In order to overcome the above problems and to grow dislocation free crystals, we proposed "microchannel epitaxy (MCE)". In MCE, the information of crystal of substrate is transmitted through the narrow window ("microchannel"), but the information of defects in the substrate is cut off, and reduction of dislocation density can be realized. In this research subject, we grew dislocation free GaAs epitaxial layer on Si substrate and tried to fabricate Vertical Cavity Surface Emitting Laser (VCSEL). Through this research, the following outcome was rewarded.
1. A high-performance laser with gain-guided structure was realized on Si substrate.
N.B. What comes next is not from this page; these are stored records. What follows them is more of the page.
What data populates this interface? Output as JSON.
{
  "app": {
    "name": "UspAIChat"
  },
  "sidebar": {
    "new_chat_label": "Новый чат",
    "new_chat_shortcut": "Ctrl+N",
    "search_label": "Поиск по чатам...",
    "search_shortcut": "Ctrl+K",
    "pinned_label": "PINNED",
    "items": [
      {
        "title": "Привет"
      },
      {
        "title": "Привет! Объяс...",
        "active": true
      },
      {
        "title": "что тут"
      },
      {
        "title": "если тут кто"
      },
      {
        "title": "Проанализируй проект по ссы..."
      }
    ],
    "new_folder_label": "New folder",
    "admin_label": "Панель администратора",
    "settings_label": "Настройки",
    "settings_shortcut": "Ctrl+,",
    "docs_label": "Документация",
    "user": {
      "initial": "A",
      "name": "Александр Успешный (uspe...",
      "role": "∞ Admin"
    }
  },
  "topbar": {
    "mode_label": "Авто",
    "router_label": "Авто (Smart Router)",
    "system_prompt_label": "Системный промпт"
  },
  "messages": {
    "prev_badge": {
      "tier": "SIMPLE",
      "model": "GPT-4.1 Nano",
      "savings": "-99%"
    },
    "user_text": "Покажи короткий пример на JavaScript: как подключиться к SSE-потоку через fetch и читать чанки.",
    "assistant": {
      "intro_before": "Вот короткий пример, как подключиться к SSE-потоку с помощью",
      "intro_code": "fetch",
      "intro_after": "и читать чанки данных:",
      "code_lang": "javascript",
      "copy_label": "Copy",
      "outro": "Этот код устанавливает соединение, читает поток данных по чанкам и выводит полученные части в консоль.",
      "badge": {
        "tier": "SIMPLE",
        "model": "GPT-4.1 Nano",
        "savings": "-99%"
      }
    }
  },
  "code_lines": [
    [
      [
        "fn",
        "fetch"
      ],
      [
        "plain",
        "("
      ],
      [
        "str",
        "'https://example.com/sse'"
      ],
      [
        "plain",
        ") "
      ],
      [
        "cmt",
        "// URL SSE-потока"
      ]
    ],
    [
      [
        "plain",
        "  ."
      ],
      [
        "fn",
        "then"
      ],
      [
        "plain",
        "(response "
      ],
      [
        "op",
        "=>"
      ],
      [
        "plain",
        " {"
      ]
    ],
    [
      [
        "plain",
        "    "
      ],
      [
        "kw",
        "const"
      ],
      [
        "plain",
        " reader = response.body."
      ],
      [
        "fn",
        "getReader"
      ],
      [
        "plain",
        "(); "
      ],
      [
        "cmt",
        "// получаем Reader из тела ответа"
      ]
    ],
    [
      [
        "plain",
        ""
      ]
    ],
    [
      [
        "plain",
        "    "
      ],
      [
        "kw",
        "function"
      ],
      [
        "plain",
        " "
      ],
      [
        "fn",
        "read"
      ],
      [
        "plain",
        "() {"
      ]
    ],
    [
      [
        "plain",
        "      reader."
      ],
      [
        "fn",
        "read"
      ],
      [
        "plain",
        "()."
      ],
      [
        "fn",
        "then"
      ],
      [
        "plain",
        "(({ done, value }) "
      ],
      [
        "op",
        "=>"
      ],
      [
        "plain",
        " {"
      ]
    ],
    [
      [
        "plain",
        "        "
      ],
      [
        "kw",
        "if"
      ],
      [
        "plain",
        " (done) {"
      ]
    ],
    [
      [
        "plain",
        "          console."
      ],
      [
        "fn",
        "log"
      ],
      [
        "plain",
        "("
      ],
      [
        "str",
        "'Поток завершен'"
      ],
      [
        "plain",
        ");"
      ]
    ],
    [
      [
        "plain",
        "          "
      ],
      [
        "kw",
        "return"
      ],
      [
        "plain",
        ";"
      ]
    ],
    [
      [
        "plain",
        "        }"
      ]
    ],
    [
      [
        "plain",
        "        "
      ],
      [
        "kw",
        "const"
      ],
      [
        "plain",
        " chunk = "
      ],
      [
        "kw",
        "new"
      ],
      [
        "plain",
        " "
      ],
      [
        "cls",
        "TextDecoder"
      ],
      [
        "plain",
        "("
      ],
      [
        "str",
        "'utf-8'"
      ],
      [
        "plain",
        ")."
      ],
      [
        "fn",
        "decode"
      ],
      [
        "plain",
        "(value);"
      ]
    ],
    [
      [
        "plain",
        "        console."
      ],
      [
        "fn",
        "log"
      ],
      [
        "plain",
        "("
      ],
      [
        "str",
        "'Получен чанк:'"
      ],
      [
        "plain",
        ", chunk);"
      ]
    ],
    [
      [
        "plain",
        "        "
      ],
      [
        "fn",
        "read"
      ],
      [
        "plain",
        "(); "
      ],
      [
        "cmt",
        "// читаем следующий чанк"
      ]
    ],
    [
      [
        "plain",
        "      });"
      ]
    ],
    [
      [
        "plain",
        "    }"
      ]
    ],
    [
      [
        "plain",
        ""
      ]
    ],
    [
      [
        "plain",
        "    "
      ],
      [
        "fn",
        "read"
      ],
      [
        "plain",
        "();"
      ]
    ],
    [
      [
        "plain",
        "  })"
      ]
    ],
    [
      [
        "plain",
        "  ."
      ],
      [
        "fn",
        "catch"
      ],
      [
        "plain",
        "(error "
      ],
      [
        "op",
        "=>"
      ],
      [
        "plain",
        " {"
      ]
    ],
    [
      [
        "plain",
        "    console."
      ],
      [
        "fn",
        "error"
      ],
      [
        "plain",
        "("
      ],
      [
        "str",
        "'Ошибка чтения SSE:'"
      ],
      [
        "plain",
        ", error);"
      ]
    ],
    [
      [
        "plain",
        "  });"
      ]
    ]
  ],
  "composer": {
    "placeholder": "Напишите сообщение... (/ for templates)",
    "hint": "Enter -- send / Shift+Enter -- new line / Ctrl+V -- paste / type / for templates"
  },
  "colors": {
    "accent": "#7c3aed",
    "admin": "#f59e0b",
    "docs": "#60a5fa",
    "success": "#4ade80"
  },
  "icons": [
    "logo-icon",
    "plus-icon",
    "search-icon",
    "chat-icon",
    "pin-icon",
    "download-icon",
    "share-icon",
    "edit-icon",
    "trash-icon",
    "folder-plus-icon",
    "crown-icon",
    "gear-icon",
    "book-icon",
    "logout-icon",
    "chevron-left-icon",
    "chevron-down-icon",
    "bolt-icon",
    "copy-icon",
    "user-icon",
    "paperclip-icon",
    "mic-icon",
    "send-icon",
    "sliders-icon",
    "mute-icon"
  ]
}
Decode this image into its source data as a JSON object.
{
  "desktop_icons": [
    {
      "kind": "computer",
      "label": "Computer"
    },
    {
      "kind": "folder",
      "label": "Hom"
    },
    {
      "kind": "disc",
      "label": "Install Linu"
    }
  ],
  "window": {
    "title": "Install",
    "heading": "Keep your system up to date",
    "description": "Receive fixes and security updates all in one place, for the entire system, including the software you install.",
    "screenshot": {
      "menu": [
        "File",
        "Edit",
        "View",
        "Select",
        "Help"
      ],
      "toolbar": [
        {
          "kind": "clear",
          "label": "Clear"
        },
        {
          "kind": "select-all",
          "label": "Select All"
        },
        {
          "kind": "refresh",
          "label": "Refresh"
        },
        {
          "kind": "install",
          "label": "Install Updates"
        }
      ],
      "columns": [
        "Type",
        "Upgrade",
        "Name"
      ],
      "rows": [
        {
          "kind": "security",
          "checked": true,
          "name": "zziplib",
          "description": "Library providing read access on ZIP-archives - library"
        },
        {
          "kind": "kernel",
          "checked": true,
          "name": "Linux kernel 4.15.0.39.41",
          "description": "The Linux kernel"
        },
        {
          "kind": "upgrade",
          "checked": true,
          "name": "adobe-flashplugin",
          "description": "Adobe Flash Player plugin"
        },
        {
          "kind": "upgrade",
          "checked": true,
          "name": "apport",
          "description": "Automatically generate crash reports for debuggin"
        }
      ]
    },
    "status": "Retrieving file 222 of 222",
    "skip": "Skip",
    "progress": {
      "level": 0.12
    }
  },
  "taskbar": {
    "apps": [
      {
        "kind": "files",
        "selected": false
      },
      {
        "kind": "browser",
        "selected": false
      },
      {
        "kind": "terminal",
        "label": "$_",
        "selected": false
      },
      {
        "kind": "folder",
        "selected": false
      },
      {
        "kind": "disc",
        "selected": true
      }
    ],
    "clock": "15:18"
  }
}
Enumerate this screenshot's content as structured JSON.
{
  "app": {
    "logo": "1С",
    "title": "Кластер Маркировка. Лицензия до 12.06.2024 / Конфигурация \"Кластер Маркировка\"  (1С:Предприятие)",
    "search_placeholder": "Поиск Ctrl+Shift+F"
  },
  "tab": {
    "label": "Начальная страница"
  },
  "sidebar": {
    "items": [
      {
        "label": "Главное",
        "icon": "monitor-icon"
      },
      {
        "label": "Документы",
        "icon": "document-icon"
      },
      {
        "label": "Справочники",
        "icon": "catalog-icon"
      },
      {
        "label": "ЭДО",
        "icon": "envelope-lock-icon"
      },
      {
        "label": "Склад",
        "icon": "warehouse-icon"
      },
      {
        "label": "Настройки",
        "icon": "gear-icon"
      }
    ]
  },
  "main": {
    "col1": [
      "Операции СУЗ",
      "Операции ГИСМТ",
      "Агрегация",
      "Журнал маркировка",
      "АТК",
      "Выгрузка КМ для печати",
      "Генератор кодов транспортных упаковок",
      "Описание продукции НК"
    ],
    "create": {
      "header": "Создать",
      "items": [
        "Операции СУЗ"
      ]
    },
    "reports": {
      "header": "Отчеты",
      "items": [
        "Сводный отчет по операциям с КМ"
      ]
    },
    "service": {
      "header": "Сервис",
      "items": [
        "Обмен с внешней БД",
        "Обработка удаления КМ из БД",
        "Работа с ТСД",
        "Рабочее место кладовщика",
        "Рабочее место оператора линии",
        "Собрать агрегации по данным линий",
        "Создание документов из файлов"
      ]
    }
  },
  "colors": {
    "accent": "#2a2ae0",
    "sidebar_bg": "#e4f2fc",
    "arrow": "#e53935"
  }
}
Though the laser was operated only by a pulsed current, the performance of the laser was found no less inferior than that of the laser fabricated on GaAs substrate.
2. Incorporation mechanism of oxygen into AlGaAs layers was investigated, because reduction of oxygen impurity is mandatory for the improvement of laser characteristics.
3. The performance of the laser was found strongly related to the concentration of oxygen, and it was experimentally confirmed that reduction of oxygen concentration is essential to decrease the threshold current density.
4. VCSEL with oxide-confinement structure was fabricated on GaAs substrate and it showed a high-grade performance of laser operation.
5. "Oxide block effect" was also tried to utilize in order to improve the flexibility of VCSEL processing.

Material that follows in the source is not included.